Anne Kleinschnieder (Hospizgruppe Ingelheim), Christa Wessels und Kerstin Brand (Hospizbegleiterinnen), Irmgard Höller (Hospizfachkraft), Dr. Paul Hegemann (Vorsitzender Hospizgruppe Ingelheim), Uwe Vilz (stv. Vorsitzender des Hospiz- und Palliativverbandes Rheinland-Pfalz) sowie Sozialministerin Sabine Bätzing-Lichtenthäler (v. li.). Foto: Ministerium

INGELHEIM – „Menschen auf ihrem letzten Weg zu begleiten, ist eine wichtige und herausfordernde Aufgabe. Dank des unverzichtbaren Engagements des Hospiz- und Palliativverbandes Rheinland-Pfalz und der Hospizdienste wird den dort lebenden Menschen ein Sterben in Würde ermöglicht. Mir ist bewusst, dass die Corona-Pandemie zusätzliche Belastungen mit sich gebracht hat“, sagte Sozialministerin Sabine Bätzing-Lichtenthäler anlässlich ihres Besuchs der Hospizgruppe in Ingelheim.

„Es freut mich daher, dass die rund 2000 Ehrenamtlichen in den rheinland-pfälzischen Hospiz- und Palliativeinrichtungen nach und nach in ihre ehrenamtliche Tätigkeit zurückkehren.“ Um ihnen die Rückkehr ein kleines Stück weit zu erleichtern und als kleines Dankeschön, stellt das Ministerium den Hospiz- und Palliativdiensten kostenlose Schutzausrüstungspakete zur Verfügung. Darin enthalten sind jeweils 10 Stück Mund-Nasen-Schutz pro ehrenamtlich tätiger Kraft sowie 10 Liter Desinfektionsmittel für jeweils bis zu 30 Ehrenamtlichen. 

Bätzing-Lichtenthäler weiter: „Es ist mir wichtig, dass dieses Dankeschön neben der symbolischen Botschaft auch einen praktischen Wert hat.“ Seit vielen Jahren sei die Verbesserung der Lebensqualität schwerstkranker und sterbender Menschen ein wichtiges gesundheitspolitisches Anliegen der Landesregierung. „Denn das Thema Sterben, Tod und Trauer gehört zum Leben und betrifft uns alle. Deshalb sollte das unverzichtbare Engagement der Hospizbegleiterinnen und Hospizbegleiter immer wieder gewürdigt werden. Ich gratuliere daher dem Hospiz- und Palliativverband Rheinland-Pfalz zum 25-jährigen Bestehen von Herzen“, so die Ministerin.
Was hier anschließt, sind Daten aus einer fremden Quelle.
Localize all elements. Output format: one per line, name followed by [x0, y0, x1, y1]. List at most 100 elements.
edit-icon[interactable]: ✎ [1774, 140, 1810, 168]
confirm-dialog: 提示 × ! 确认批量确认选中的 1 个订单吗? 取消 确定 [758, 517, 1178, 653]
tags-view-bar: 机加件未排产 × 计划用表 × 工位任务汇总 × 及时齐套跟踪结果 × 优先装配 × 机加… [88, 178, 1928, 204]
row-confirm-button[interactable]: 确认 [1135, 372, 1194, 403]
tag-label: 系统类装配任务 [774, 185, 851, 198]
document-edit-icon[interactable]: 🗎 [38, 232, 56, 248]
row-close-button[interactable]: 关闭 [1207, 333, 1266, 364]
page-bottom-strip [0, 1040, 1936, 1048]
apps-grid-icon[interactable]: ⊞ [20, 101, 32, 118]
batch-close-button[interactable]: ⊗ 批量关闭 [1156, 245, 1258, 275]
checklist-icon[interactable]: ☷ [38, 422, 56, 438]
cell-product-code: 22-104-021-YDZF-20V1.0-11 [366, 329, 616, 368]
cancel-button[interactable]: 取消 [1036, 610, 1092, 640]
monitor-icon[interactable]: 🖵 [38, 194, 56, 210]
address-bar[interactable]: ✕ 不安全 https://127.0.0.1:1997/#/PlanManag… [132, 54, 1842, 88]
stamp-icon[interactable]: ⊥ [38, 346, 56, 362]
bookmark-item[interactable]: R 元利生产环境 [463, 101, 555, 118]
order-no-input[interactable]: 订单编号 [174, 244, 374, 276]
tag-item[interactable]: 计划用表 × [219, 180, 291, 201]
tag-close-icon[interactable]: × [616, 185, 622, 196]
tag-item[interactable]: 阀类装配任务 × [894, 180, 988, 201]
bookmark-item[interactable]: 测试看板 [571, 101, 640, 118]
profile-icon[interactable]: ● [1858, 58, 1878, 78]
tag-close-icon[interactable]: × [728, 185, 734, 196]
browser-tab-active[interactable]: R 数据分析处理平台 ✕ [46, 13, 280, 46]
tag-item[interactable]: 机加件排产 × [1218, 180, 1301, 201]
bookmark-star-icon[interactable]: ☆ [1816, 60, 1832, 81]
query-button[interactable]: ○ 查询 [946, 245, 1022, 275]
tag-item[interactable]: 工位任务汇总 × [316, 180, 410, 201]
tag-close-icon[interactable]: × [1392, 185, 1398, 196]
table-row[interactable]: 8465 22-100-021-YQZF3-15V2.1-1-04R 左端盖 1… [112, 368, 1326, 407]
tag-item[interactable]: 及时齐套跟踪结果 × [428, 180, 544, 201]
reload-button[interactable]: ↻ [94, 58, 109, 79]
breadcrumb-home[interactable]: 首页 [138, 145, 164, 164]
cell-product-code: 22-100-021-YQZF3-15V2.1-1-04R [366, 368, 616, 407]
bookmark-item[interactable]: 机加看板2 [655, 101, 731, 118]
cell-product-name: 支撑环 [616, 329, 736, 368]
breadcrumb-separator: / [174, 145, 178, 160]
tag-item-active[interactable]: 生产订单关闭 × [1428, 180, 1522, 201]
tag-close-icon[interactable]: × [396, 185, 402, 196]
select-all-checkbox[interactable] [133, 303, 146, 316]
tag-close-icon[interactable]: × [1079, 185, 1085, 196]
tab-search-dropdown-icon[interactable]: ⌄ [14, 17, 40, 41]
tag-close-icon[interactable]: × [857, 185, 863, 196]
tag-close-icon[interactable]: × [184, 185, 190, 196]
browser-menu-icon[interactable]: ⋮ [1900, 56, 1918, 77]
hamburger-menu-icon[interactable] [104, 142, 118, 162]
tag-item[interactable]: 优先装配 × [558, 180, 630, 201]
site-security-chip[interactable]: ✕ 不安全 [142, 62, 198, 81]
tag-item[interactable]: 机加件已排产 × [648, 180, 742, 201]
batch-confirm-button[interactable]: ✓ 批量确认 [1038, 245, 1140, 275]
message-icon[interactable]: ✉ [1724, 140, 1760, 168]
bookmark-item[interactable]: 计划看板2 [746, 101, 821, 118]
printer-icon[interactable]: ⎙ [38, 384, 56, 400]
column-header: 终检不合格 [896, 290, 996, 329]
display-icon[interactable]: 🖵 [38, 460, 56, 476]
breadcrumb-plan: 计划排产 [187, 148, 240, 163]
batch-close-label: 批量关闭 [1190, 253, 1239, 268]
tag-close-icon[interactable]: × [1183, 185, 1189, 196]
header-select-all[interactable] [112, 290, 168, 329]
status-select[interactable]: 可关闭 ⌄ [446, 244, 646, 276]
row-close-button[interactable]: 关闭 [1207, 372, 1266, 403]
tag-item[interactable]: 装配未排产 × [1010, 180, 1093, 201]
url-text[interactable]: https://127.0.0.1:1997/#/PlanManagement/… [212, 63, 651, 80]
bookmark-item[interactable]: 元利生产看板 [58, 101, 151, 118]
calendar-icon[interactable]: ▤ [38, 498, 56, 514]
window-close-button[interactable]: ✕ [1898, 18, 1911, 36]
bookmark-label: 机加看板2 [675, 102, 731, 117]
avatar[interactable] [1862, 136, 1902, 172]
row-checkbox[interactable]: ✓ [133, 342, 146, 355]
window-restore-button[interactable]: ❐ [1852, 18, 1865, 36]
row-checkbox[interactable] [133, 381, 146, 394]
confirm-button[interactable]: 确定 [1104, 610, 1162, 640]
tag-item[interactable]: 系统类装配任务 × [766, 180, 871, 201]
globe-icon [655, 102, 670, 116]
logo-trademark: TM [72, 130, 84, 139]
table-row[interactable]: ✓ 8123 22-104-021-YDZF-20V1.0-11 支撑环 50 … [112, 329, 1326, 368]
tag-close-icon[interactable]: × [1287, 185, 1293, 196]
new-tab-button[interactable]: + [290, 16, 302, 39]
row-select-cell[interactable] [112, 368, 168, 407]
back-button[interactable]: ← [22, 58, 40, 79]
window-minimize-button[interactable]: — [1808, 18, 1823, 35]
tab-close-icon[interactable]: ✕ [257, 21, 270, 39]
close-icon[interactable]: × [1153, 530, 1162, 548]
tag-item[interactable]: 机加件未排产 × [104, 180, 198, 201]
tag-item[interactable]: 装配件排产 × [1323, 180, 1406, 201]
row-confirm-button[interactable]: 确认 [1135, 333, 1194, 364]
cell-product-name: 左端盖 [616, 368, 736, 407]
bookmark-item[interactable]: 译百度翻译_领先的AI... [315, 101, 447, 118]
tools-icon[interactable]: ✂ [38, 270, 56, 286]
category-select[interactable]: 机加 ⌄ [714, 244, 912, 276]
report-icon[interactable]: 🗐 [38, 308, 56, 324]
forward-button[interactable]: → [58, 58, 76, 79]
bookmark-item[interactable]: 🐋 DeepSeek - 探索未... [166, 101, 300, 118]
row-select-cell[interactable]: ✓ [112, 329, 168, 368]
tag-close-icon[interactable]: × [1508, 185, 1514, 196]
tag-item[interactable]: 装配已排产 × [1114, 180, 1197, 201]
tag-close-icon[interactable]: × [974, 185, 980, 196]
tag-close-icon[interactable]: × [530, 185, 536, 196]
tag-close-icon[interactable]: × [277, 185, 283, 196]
Vor 25 Jahren wurde in Rheinland-Pfalz die Landesarbeitsgemeinschaft Hospiz gegründet, aus der später der Hospiz- und Palliativverband hervorgegangen ist. Der Verband hat wesentlich dazu beigetragen, dass heute ein gut ausgebautes Netz an ambulanten und stationären Hilfen in Rheinland-Pfalz zur Verfügung steht. Die Landesregierung unterstützt seit 1995 das bürgerschaftliche Engagement in der Hospizarbeit.

„Unser Jubiläum trat in diesem Jahr natürlich in den Hintergrund, umso mehr bin ich stolz auf die Arbeit der ehrenamtlichen Hospizbegleiterinnen und -begleiter in den letzten Monaten unter den erschwerten Bedingungen. Das trotz allem geleistete Engagement für Schwerstkranke und Sterbende zeigt, dass wir die Hospizarbeit in Rheinland-Pfalz in den letzten 25 Jahren gemeinsam ein großes Stück vorangebracht haben“, sagte Uwe Vilz, stellvertretender Vorsitzender des Hospiz- und Palliativverbandes Rheinland-Pfalz e. V.